Gallegos, 39, died at the scene. He worked at Highland High School in Salt Lake City, while serving as Cottonwood High's offensive line coach.
In exchange for his plea, prosecutors dropped misdemeanor speeding and traffic charges.
"I'm not asking for a slap on the hand," Molder told 3rd District Judge James Blanch. "I hope that one day [the Gallegos family] can forgive me for what I've done."
Molder said he woke up "every morning" with Gallegos on his mind and pledged to devote his life to treatment and speaking to others about the dangers of drunken driving.
"I know I can save a lot of people's lives and I can help other people," he said. "I think that's God's plan for me."

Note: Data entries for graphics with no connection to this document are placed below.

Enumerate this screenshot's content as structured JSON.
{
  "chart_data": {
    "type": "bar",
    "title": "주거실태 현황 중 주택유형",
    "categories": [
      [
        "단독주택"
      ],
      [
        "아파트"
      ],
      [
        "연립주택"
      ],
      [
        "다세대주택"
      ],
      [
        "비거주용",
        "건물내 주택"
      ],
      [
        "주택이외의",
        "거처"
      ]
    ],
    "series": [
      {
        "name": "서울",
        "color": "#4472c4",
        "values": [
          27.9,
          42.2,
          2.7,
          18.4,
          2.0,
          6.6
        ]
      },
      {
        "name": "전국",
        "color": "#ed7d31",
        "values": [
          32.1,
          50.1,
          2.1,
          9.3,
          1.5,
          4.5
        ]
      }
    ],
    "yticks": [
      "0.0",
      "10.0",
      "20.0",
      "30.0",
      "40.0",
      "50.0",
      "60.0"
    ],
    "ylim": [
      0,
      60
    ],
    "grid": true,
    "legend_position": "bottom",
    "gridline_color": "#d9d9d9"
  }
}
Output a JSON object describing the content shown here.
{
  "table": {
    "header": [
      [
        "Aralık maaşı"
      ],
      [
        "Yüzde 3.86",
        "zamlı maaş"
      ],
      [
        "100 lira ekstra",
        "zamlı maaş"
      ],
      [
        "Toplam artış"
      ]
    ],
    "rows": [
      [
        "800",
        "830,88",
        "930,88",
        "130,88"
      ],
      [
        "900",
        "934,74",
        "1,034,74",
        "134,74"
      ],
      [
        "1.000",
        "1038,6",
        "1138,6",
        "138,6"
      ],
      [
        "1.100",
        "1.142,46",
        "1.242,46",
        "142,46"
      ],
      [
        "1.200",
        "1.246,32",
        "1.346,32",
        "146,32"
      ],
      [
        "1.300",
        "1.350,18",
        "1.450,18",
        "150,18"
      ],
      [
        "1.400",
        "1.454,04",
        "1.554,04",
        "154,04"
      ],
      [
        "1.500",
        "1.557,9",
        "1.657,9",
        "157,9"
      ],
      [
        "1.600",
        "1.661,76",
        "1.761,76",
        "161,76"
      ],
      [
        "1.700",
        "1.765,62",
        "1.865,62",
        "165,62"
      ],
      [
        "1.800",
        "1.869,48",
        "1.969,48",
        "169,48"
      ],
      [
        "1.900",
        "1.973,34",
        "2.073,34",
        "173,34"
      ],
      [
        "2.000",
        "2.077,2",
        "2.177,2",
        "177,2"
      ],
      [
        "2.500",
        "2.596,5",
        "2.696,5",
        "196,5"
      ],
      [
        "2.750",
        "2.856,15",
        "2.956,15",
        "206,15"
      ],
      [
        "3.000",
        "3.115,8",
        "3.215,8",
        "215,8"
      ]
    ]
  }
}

Debbie Gallegos, Michael Gallegos' wife, has avoided court hearings for most of the case, but said she decided to speak to Molder for the first time at his sentencing hearing because she wanted him to know the consequences of his actions. She told him of the emotional and financial burdens she and her young children were experiencing since Michael Gallegos' death.
"Hundreds, if not thousands, of lives have been affected because of that one poor decision," Gallegos said.
Molder's parents, Tim and Tammie Molder, recounted how hard it was to hear of their son being called "monster" or "murderer." They implored the Gallegos family not to view him that way.
Blake Molder is "a kid who never had a traffic ticket who made a horrible mistake," Tammie Molder said through tears.
"My wife and I, we share as much guilt in this as Blake does, and I'm sorry," Tim Molder told the family.
How much time Molder spends in prison will be determined by the Board of Pardons and Parole. He also was ordered to pay restitution in an amount that will be determined later.
After the hearing, Debbie Gallegos said she has been able to forgive Molder, but believes the sentence is appropriate.
"I just want all parties involved to be able to heal," she said.